When it comes to programming, there’s a translation process that has to occur between the code we write and the code that the computer can understand. For Python, the translation process is a bit complicated, but we can simplify it a bit by focusing on one concept: the interpreter.
In this article, we’ll talk about how computers make sense of code. In particular, we’ll cover three tools that can convert code into binary: assemblers, compilers, and interpreters. Then, we’ll get a chance to actually play with the Python interpreter before closing things out with some plans to learn more.
Table of Contents
Computers Don’t Understand Code
Up to this point in the series, we talked about a lot of interesting concepts. For example, we talked about how programmers used to have to use plugboards and toggle switches to code. Now, we defer to high-level programming languages like Python.
Ironically, however, computers don’t actually understand code—at least not directly. See, the same fundamentals we discussed before still apply: all computers understand is binary (i.e. ON and OFF). In other words, programming allows us to abstract this reality.

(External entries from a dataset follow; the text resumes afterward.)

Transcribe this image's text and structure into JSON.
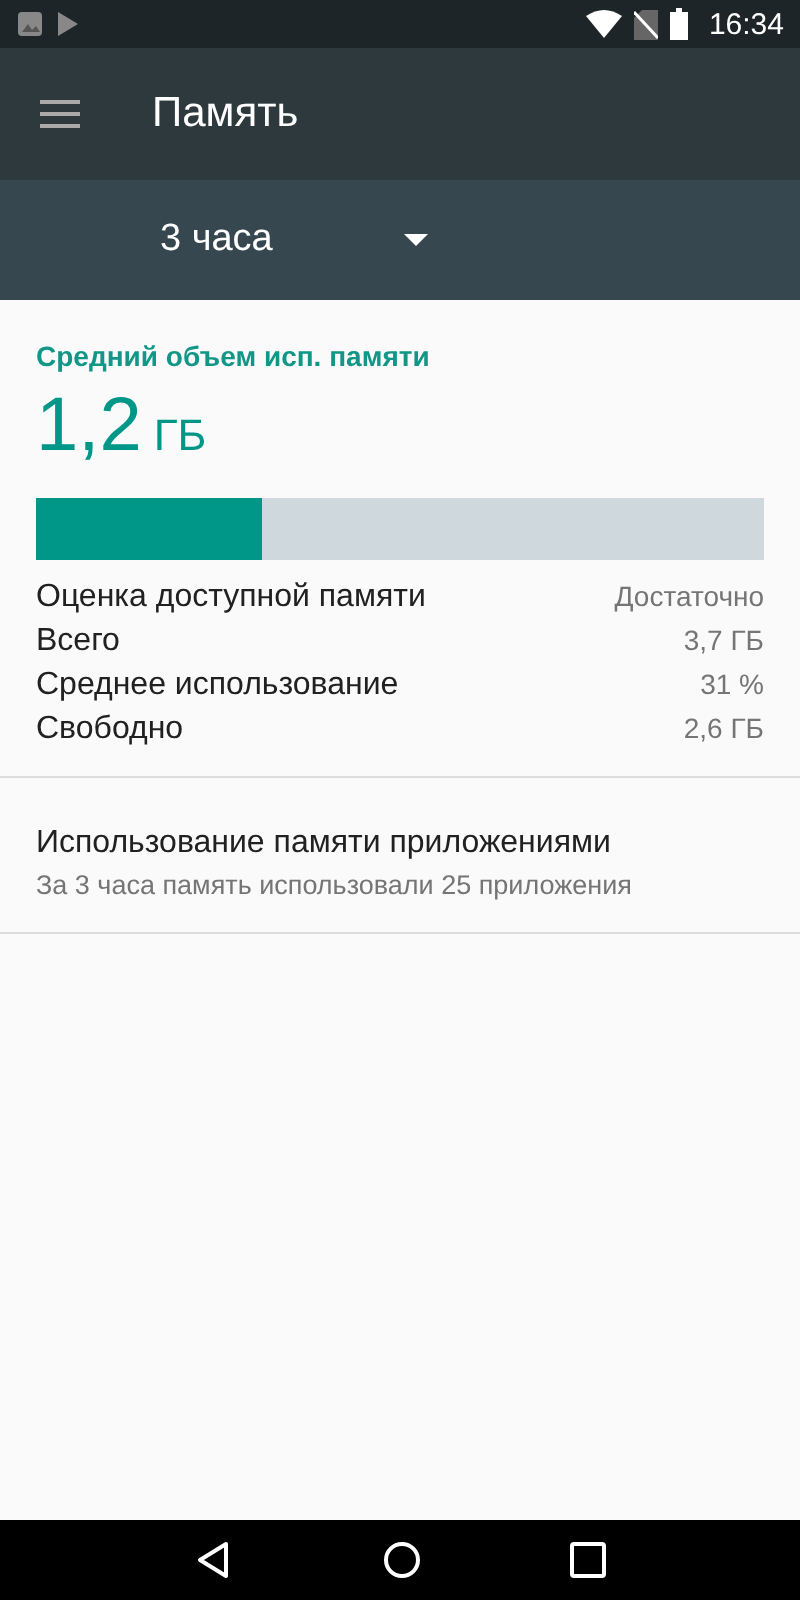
{
  "status_bar": {
    "time": "16:34"
  },
  "app_bar": {
    "title": "Память"
  },
  "spinner": {
    "value": "3 часа"
  },
  "summary": {
    "heading": "Средний объем исп. памяти",
    "amount": "1,2",
    "unit": "ГБ",
    "level": 0.31
  },
  "stats": [
    {
      "label": "Оценка доступной памяти",
      "value": "Достаточно"
    },
    {
      "label": "Всего",
      "value": "3,7 ГБ"
    },
    {
      "label": "Среднее использование",
      "value": "31 %"
    },
    {
      "label": "Свободно",
      "value": "2,6 ГБ"
    }
  ],
  "apps_item": {
    "title": "Использование памяти приложениями",
    "subtitle": "За 3 часа память использовали 25 приложения"
  }
}
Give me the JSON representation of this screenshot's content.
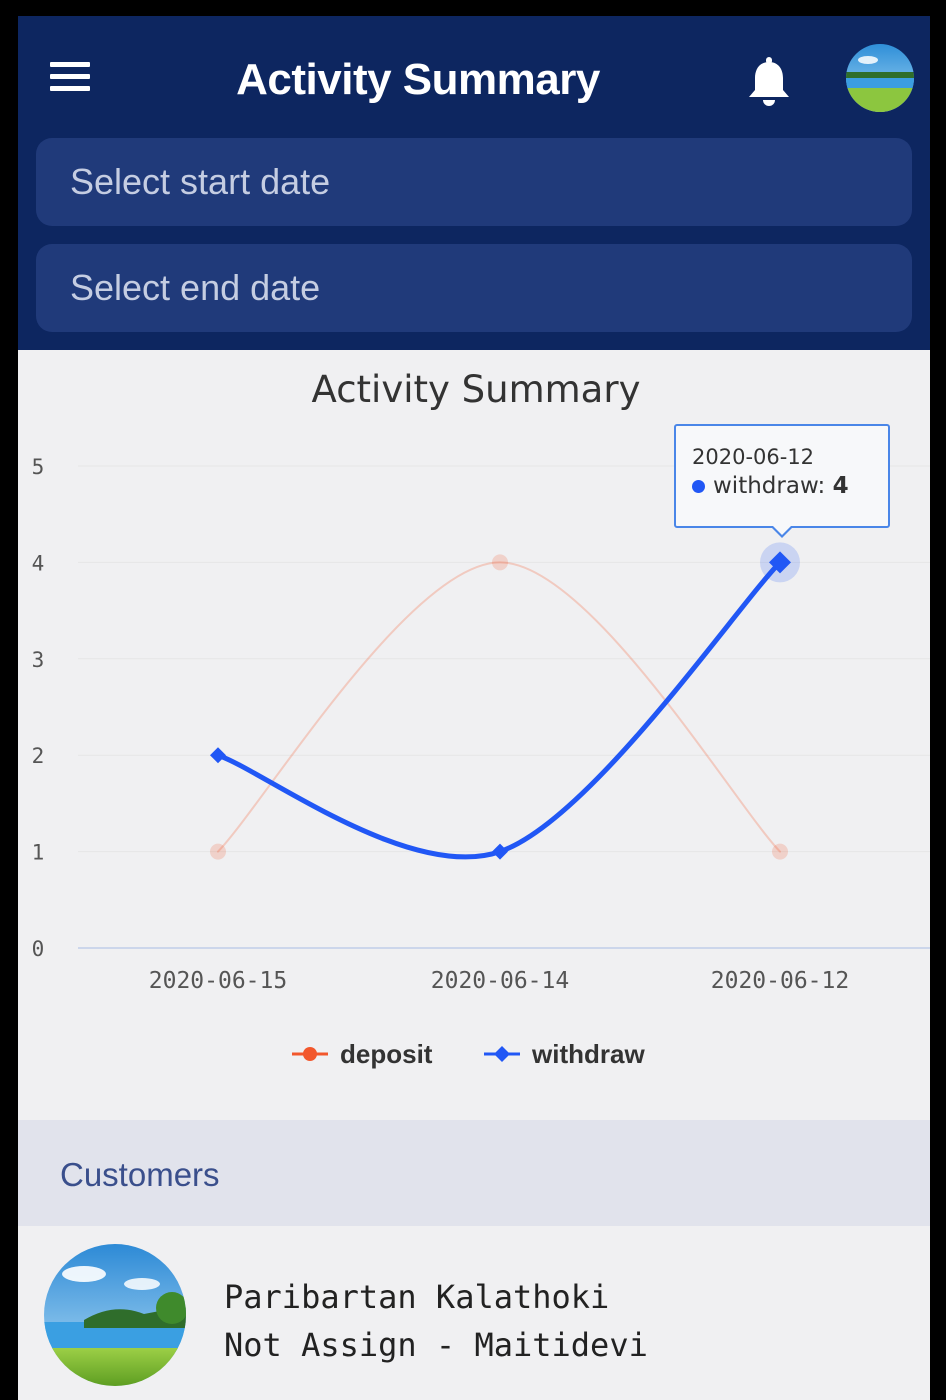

By writing code, we’re really just passing work off to some other tool. In Python, the tool that handles the translation is known as the interpreter. For languages like Java and C, the translation process happens in a compiler. For lower-level languages, the process skips right to the assembler.
Naturally, all of this jargon boils down to one simple idea: translation. In the same way that you need a translator when you travel to a country that uses a different language, a computer relies on a translator to be able to understand a programming language. In the next section, we’ll talk broadly about the different ways translation occurs in a computer.
Translating All of the Jargon
Previously, I had mentioned a few different translation tools—namely, the interpreter, the compiler, and the assembler. In this section, we’ll look at each of these tools to understand exactly what the do.
To kick things off, we’ll start will the tool that is closest to the processor: the assembler. When it comes to writing programs for computers, we can start at a lot of different levels. If we knew what we were doing, we could write code in binary directly (i.e. `00010110`).
The reason this works is because computers fundamentally operate on binary. After all, a sequence of zeroes and ones is really just the instruction set for turning wires ON and OFF.
Of course, it can be really, really tedious to write in binary. After all, each processor is different, so the same 8 bits will have a different behavior.
Fortunately, someone came along and wrote a binary program to assemble binary programs. This became known as an assembler, and it allowed us to use a more human friendly syntax. Although, assembly code is hardly user-friendly by today’s standards. Take a look:
section .text global _start _start: mov edx,len mov ecx,msg mov ebx,1 mov eax,4 int 0x80 mov eax,1 int 0x80 section .data msg db 'Hello, world!',0xa len equ $ - msg
Interestingly, in the world of programming, the act of using a language to build a more abstract language is called bootstrapping, and it’s the foundation of modern programming. In order to build something better, we have to use what we already have.
In this case, we created a programming language that essentially mapped simple commands directly to their binary equivalents. As a result, assembly code is specific to its hardware architecture (i.e. each new architecture features a new assembly code).
In the next section, we’ll look at a tool that allowed us to step away from assembly code altogether.
While assembly code was an amazing innovation in terms of programming, it still wasn’t great. After all, assembly code was never very abstract; a new assembler had to be written for every new architecture.
Fundamentally, this design was a problem because code was never portable. In other words, entire software systems had to be rewritten as new hardware architectures were built.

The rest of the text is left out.